Adapting Employment Law During a Crisis
When looking at the broad range of topics covered by employment law, it would be easy to conclude that the law is comprehensive and covers every possible aspect of employment. However, the Covid-19 pandemic has given us an interesting insight into the limitations of the law, and how it had to be amended to meet employer and employee needs.
Back in March 2020, the government imposed the first national lockdown. This meant that many businesses had to close overnight, with many employees having no work to do the following day. Those employees would have had a contract saying that the employer would provide them with work and would pay them. The employer was no longer able to do this. So, what happens?
If an employer is temporarily unable to provide work (and although the lockdown went on longer than most people initially anticipated, it was temporary) it can lay off employees. However, unless it has put a layoff clause in the employees’ contracts of employment saying that the layoff is unpaid the employer must pay the employees during the layoff period. Most employers do not have layoff clauses, and therefore they would have had to pay employees whilst they were not working. If the business was closed, the employer had no money coming in and was unlikely to be able to pay employees for a lengthy layoff period. So, for most employers layoff was simply not an option.
The alternative was to dismiss employees due to redundancy. However, employers would be reluctant to do that because it would have made it difficult to get their business up and running quickly when the lockdown came to an end because there would have been no employees to do the work. Mass redundancies was not something that the government wanted because of the negative impact that this would have on the well-being of individuals, and the cost of supporting so many people through the benefit system.
There needed to be an amendment to the law to fill the gap that was left by the inadequacy of using layoffs, and the desire to avoid redundancies. The solution was the Job Retention Scheme. This allowed employers to claim up to 80% of an employee’s salary back from the government whilst the employee was not working (and the employer could choose whether or not to pay the remaining 20% of the salary).

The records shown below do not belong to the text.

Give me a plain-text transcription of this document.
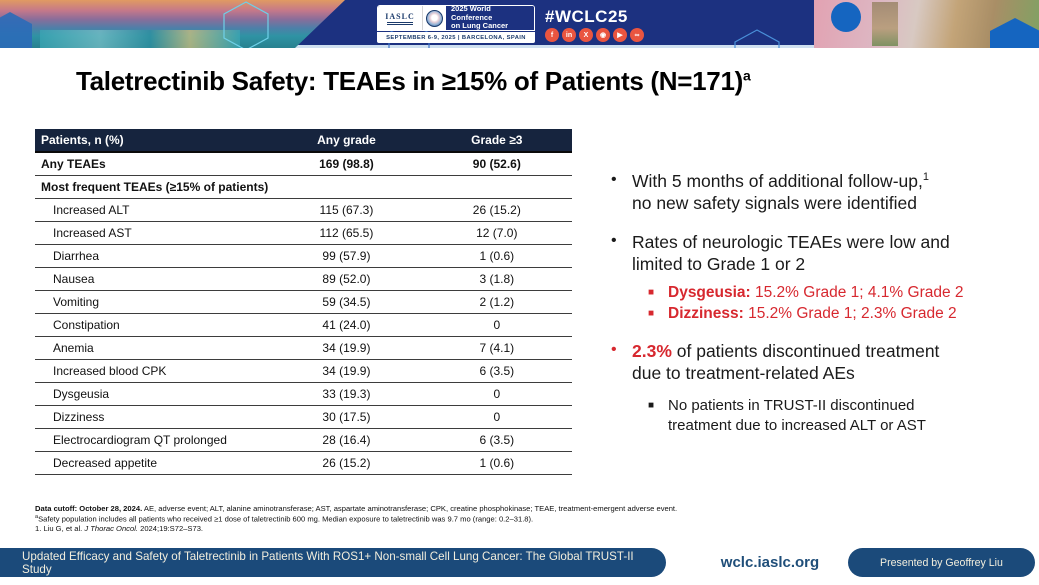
IASLC
2025 World Conference
on Lung Cancer
SEPTEMBER 6-9, 2025 | BARCELONA, SPAIN
#WCLC25
f	in	X	◉	▶	∞
Taletrectinib Safety: TEAEs in ≥15% of Patients (N=171)$^a$
Patients, n (%)	Any grade	Grade ≥3
Any TEAEs	169 (98.8)	90 (52.6)
Most frequent TEAEs (≥15% of patients)		
Increased ALT	115 (67.3)	26 (15.2)
Increased AST	112 (65.5)	12 (7.0)
Diarrhea	99 (57.9)	1 (0.6)
Nausea	89 (52.0)	3 (1.8)
Vomiting	59 (34.5)	2 (1.2)
Constipation	41 (24.0)	0
Anemia	34 (19.9)	7 (4.1)
Increased blood CPK	34 (19.9)	6 (3.5)
Dysgeusia	33 (19.3)	0
Dizziness	30 (17.5)	0
Electrocardiogram QT prolonged	28 (16.4)	6 (3.5)
Decreased appetite	26 (15.2)	1 (0.6)
• With 5 months of additional follow-up,$^1$
no new safety signals were identified
• Rates of neurologic TEAEs were low and
limited to Grade 1 or 2
■ Dysgeusia: 15.2% Grade 1; 4.1% Grade 2
■ Dizziness: 15.2% Grade 1; 2.3% Grade 2
• 2.3% of patients discontinued treatment
due to treatment-related AEs
■ No patients in TRUST-II discontinued
treatment due to increased ALT or AST
Data cutoff: October 28, 2024. AE, adverse event; ALT, alanine aminotransferase; AST, aspartate aminotransferase; CPK, creatine phosphokinase; TEAE, treatment-emergent adverse event.
$^a$Safety population includes all patients who received ≥1 dose of taletrectinib 600 mg. Median exposure to taletrectinib was 9.7 mo (range: 0.2–31.8).
1. Liu G, et al. J Thorac Oncol. 2024;19:S72–S73.
Updated Efficacy and Safety of Taletrectinib in Patients With ROS1+ Non-small Cell Lung Cancer: The Global TRUST-II Study	wclc.iaslc.org	Presented by Geoffrey Liu
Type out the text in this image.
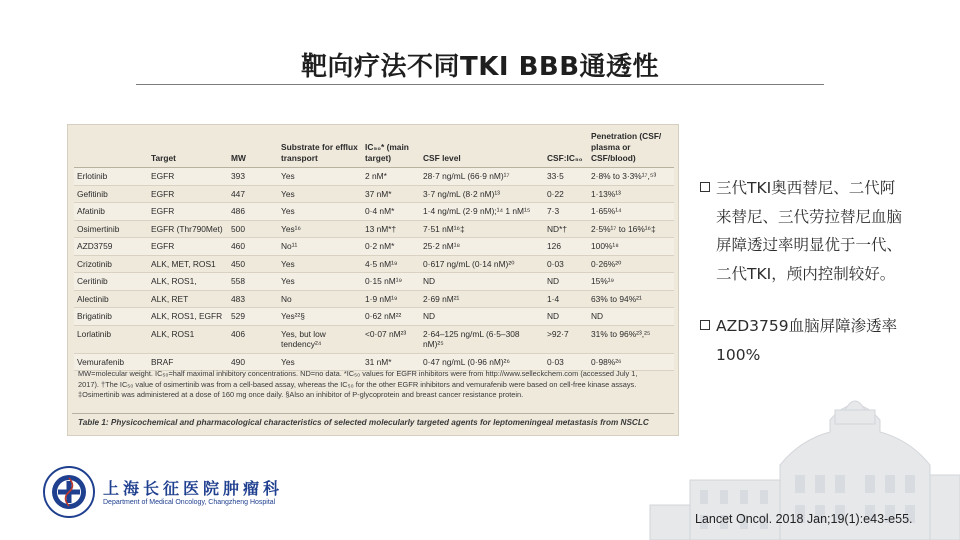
靶向疗法不同TKI BBB通透性
	Target	MW	Substrate for efflux transport	IC₅₀* (main target)	CSF level	CSF:IC₅₀	Penetration (CSF/ plasma or CSF/blood)
Erlotinib	EGFR	393	Yes	2 nM*	28·7 ng/mL (66·9 nM)¹⁷	33·5	2·8% to 3·3%¹⁷,⁵³
Gefitinib	EGFR	447	Yes	37 nM*	3·7 ng/mL (8·2 nM)¹³	0·22	1·13%¹³
Afatinib	EGFR	486	Yes	0·4 nM*	1·4 ng/mL (2·9 nM);¹⁴ 1 nM¹⁵	7·3	1·65%¹⁴
Osimertinib	EGFR (Thr790Met)	500	Yes¹⁶	13 nM*†	7·51 nM¹⁶‡	ND*†	2·5%¹⁷ to 16%¹⁶‡
AZD3759	EGFR	460	No¹¹	0·2 nM*	25·2 nM¹⁸	126	100%¹⁸
Crizotinib	ALK, MET, ROS1	450	Yes	4·5 nM¹⁹	0·617 ng/mL (0·14 nM)²⁰	0·03	0·26%²⁰
Ceritinib	ALK, ROS1,	558	Yes	0·15 nM¹⁹	ND	ND	15%¹⁹
Alectinib	ALK, RET	483	No	1·9 nM¹⁹	2·69 nM²¹	1·4	63% to 94%²¹
Brigatinib	ALK, ROS1, EGFR	529	Yes²²§	0·62 nM²²	ND	ND	ND
Lorlatinib	ALK, ROS1	406	Yes, but low tendency²⁴	<0·07 nM²³	2·64–125 ng/mL (6·5–308 nM)²⁵	>92·7	31% to 96%²³,²⁵
Vemurafenib	BRAF	490	Yes	31 nM*	0·47 ng/mL (0·96 nM)²⁶	0·03	0·98%²⁶
MW=molecular weight. IC₅₀=half maximal inhibitory concentrations. ND=no data. *IC₅₀ values for EGFR inhibitors were from http://www.selleckchem.com (accessed July 1,
2017). †The IC₅₀ value of osimertinib was from a cell-based assay, whereas the IC₅₀ for the other EGFR inhibitors and vemurafenib were based on cell-free kinase assays.
‡Osimertinib was administered at a dose of 160 mg once daily. §Also an inhibitor of P-glycoprotein and breast cancer resistance protein.
Table 1: Physicochemical and pharmacological characteristics of selected molecularly targeted agents for leptomeningeal metastasis from NSCLC
三代TKI奥西替尼、二代阿来替尼、三代劳拉替尼血脑屏障透过率明显优于一代、二代TKI，颅内控制较好。
AZD3759血脑屏障渗透率100%
上海长征医院肿瘤科
Department of Medical Oncology, Changzheng Hospital
Lancet Oncol. 2018 Jan;19(1):e43-e55.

The creation of law typically takes many months, if not years. The Job Retention Scheme was created in a matter of weeks. It is an excellent example of an external pressure requiring a change in the law, addressing an issue that no one had predicted.
The pandemic also exposed another weakness in the law, relating to Statutory Sick Pay (SSP). An employer has to pay SSP to an employee who is unable to work due to sickness. However, the first 3 days of sickness are unpaid – these are referred to as working days. Applying this to Covid, meant that an employee who had symptoms of Covid, and who had work available to do (i.e. was not covered by the Job Retention Scheme) had an incentive to go to work because they would not be paid if they did not attend work. This ‘incentive’ to work meant that employees might be more likely to go into the workplace and infect colleagues with Covid, increasing the likelihood of employees becoming ill and increasing absence rates. Clearly, the government did not want this to happen and it needed to remove this ‘incentive’.
In response to this problem, the government removed the SSP waiting days for Covid related illnesses. This meant that employees could go off sick as soon as they experienced symptoms of Covid, and still be paid.
The law protects both the employer and employee in ‘normal’ times. Covid-19 has shown us that, when the unpredictable happens, the law might not always be adequate. Introducing the Job Retention Scheme and altering the rules relating to Statutory Sick Pay were needed to make the law effective in unusual times.